A pocas semanas de las elecciones municipales, en Tarija se respira más escepticismo que entusiasmo. Las conversaciones en los barrios, en los mercados y en las plazas coinciden en un mismo diagnóstico: los candidatos que se presentan a la Alcaldía no logran conectar con una ciudadanía cansada de promesas recicladas, discursos vacíos y perfiles que parecen distantes de los problemas cotidianos de la ciudad.
El desencanto no surge de la nada. Es el resultado de años de gestiones municipales que, con contadas excepciones, no han logrado responder de manera estructural a los desafíos de Tarija: la falta de planificación urbana, el deterioro de los servicios básicos, la precariedad del empleo, el abandono de los barrios periféricos y una economía local que no termina de encontrar un rumbo claro tras el declive de la bonanza. Frente a ese contexto, la población esperaba una renovación real de liderazgos, ideas frescas y propuestas viables. Sin embargo, lo que observa es, en muchos casos, la repetición de los mismos rostros o de perfiles que no exhiben ni experiencia comprobada ni una visión clara de ciudad.
A esto se suma una campaña centrada más en la confrontación personal y en el marketing político que en el debate serio sobre políticas públicas. Los tarijeños no perciben diagnósticos sólidos ni planes integrales; perciben slogans. Y cuando la política se reduce a frases efectistas, el resultado inevitable es la apatía y la desconfianza.
En este escenario, cabe preguntarse cuál debería ser el perfil de la nueva autoridad municipal que Tarija necesita. Más que un político tradicional, la ciudad requiere un gestor con conocimiento técnico, pero también con sensibilidad social. Un alcalde o alcaldesa que conozca el territorio, que haya caminado los barrios y entienda que gobernar no es improvisar, sino planificar. Se necesita liderazgo, sí, pero también capacidad de diálogo, transparencia en la administración de los recursos públicos y valentía para tomar decisiones impopulares cuando estas sean necesarias para el bien común.

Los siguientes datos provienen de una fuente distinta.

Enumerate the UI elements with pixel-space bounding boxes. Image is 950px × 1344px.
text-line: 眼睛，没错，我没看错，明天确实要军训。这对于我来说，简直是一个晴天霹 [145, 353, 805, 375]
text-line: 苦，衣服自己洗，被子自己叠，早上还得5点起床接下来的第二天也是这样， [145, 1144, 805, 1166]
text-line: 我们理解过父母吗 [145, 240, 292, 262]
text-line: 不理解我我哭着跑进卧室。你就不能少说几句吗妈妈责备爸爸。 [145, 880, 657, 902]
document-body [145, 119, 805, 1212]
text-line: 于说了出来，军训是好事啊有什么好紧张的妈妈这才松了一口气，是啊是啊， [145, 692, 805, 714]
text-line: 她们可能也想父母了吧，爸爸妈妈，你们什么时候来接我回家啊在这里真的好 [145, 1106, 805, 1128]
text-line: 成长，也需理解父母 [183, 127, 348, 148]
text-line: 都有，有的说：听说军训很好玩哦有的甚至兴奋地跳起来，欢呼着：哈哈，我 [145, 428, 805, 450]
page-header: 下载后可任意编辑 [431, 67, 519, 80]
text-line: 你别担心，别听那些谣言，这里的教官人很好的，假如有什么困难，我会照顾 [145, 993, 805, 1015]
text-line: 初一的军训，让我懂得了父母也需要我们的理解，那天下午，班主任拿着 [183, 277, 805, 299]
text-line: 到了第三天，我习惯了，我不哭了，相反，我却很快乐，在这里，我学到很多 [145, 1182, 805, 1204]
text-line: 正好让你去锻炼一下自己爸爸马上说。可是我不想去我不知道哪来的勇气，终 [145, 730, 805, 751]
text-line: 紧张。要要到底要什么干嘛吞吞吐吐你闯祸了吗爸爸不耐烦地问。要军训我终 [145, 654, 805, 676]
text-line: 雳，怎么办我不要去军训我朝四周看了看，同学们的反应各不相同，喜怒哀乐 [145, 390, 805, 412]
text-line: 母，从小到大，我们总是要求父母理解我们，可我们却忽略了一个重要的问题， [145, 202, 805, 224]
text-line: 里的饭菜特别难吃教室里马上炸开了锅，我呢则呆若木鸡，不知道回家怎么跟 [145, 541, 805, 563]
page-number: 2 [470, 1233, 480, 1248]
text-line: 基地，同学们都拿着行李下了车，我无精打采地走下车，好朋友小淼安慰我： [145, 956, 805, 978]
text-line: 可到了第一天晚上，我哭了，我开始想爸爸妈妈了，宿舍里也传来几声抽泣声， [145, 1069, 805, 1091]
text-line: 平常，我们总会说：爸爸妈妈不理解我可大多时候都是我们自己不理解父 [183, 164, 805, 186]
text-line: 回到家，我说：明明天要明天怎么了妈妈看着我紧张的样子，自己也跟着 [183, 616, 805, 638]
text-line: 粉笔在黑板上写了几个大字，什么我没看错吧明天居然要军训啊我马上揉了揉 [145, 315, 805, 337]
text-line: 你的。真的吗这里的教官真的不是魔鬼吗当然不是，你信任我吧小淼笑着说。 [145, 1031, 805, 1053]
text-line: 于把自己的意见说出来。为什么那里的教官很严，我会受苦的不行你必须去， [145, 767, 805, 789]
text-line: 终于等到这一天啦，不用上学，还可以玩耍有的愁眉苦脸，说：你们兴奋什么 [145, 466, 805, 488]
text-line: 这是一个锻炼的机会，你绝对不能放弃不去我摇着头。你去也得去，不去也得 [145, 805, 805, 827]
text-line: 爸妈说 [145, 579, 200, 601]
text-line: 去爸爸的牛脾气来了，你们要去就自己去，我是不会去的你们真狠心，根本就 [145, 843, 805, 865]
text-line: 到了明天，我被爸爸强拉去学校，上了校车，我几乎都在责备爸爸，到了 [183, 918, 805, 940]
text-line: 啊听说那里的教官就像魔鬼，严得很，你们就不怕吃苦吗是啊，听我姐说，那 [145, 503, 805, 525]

Tarija no demanda milagros, demanda seriedad. Demanda una autoridad que priorice el interés colectivo por encima de las ambiciones personales o partidarias, que rinda cuentas y que construya un proyecto de ciudad pensando en el mediano y largo plazo. El desencanto actual es una señal de alerta: si la política no se renueva y no eleva su nivel, la distancia entre los ciudadanos y sus autoridades seguirá ampliándose.